No, that's not it. How about, "Well, we mustn't keep our public waiting…"? Yeah, now we're on the right track. People aren't morons. People know what they want, and 2012 forecasts suggest that you as a restaurateur had better know what they want too. If Punxsutawney Phil keeps his public waiting, we just have to deal with six more weeks of winter. If you keep your public waiting, they'll get what they need somewhere else.
At the ICR XChange last month, there was plenty of talk about 2012 being "the year of the restaurant." Nicole Miller Regan of PiperJaffray cited a handful of trends that elicit optimism for 2012 including consumers continuing to spend dollars away from home, a more balanced supply-demand unit equation, and ongoing investment in technology.
Consider that in many establishments a receipt is no longer simply a way of letting customers know how much they owe. The new age of receipts, dubbed "smart receipts ," do provide the expected pricing but may also include nutritional information, targeted coupons, and various other promotional materials to help drum up sales. Remember, too, that one restaurant in particular gained great publicity last year by presenting their menu to customers on iPads, and it's clear that even if this ongoing investment in technology doesn't help pave the way for a strong 2012 in the restaurant industry, technology is changing things. And it is pretty cool.

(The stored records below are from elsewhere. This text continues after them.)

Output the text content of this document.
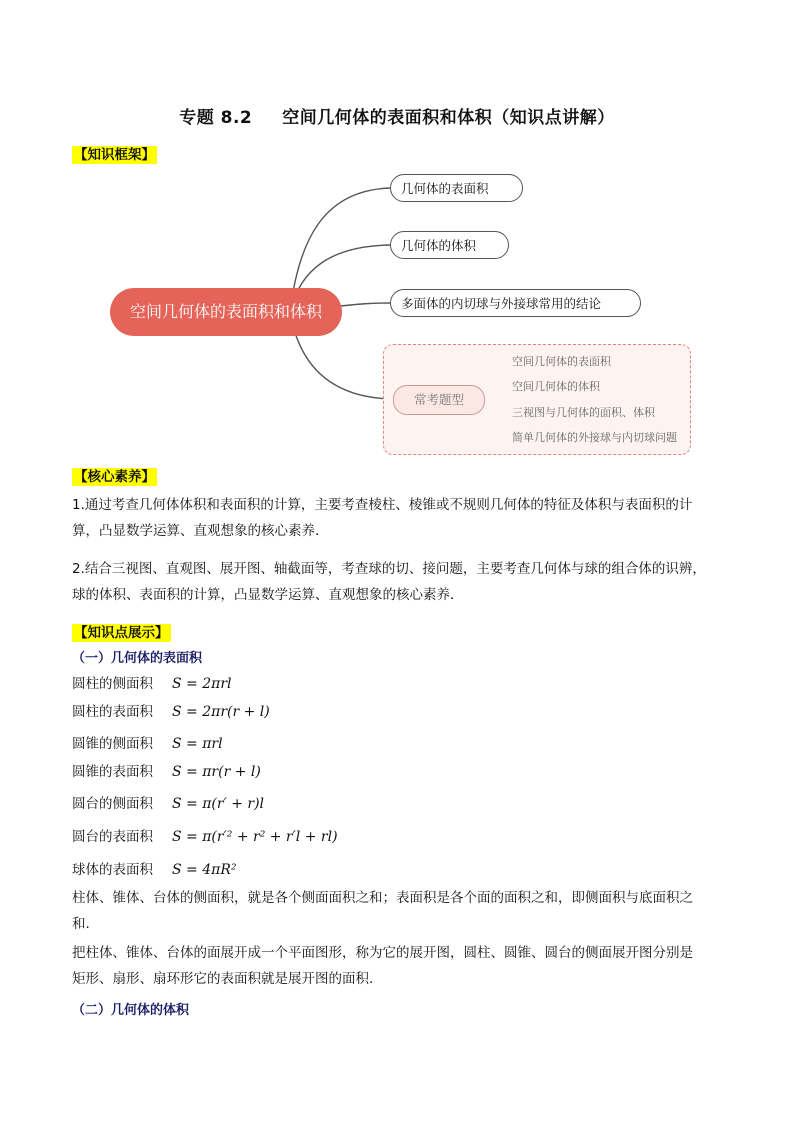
专题 8.2 空间几何体的表面积和体积（知识点讲解）
【知识框架】
空间几何体的表面积和体积
几何体的表面积
几何体的体积
多面体的内切球与外接球常用的结论
常考题型
空间几何体的表面积
空间几何体的体积
三视图与几何体的面积、体积
简单几何体的外接球与内切球问题
【核心素养】
1.通过考查几何体体积和表面积的计算，主要考查棱柱、棱锥或不规则几何体的特征及体积与表面积的计
算，凸显数学运算、直观想象的核心素养．
2.结合三视图、直观图、展开图、轴截面等，考查球的切、接问题，主要考查几何体与球的组合体的识辨，
球的体积、表面积的计算，凸显数学运算、直观想象的核心素养．
【知识点展示】
（一）几何体的表面积
圆柱的侧面积 S = 2πrl
圆柱的表面积 S = 2πr(r + l)
圆锥的侧面积 S = πrl
圆锥的表面积 S = πr(r + l)
圆台的侧面积 S = π(r′ + r)l
圆台的表面积 S = π(r′² + r² + r′l + rl)
球体的表面积 S = 4πR²
柱体、锥体、台体的侧面积，就是各个侧面面积之和；表面积是各个面的面积之和，即侧面积与底面积之
和.
把柱体、锥体、台体的面展开成一个平面图形，称为它的展开图，圆柱、圆锥、圆台的侧面展开图分别是
矩形、扇形、扇环形它的表面积就是展开图的面积.
（二）几何体的体积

Flash forward to today, when the National Restaurant Association's 2012 Restaurant Industry Forecast was released. The NRA's forecast firmly supports Miller Regan's bold assertion, noting that industry sales are expected to soar to a record high of $632 billion this year. This will provide a 3.5% increase over 2011, which grew 4% over 2010, which in turn grew 3.1% over 2009 and, well, you get the picture. Like many industries, growth of the restaurant industry stalled during the recession a few years prior, but things are clearly looking up.
So whether or not you believe a giant squirrel can accurately predict the weather, Groundhog Day serves as a reminder that the more things change, the more they stay the same. Maybe iPads slowly will supplant traditional menus and receipts will be used more and more as a marketing tool, but people will always keep aside the time and money for dining out. And, if industry sales of the past two years and projections for this coming year are any indication, they will be doing so in record numbers.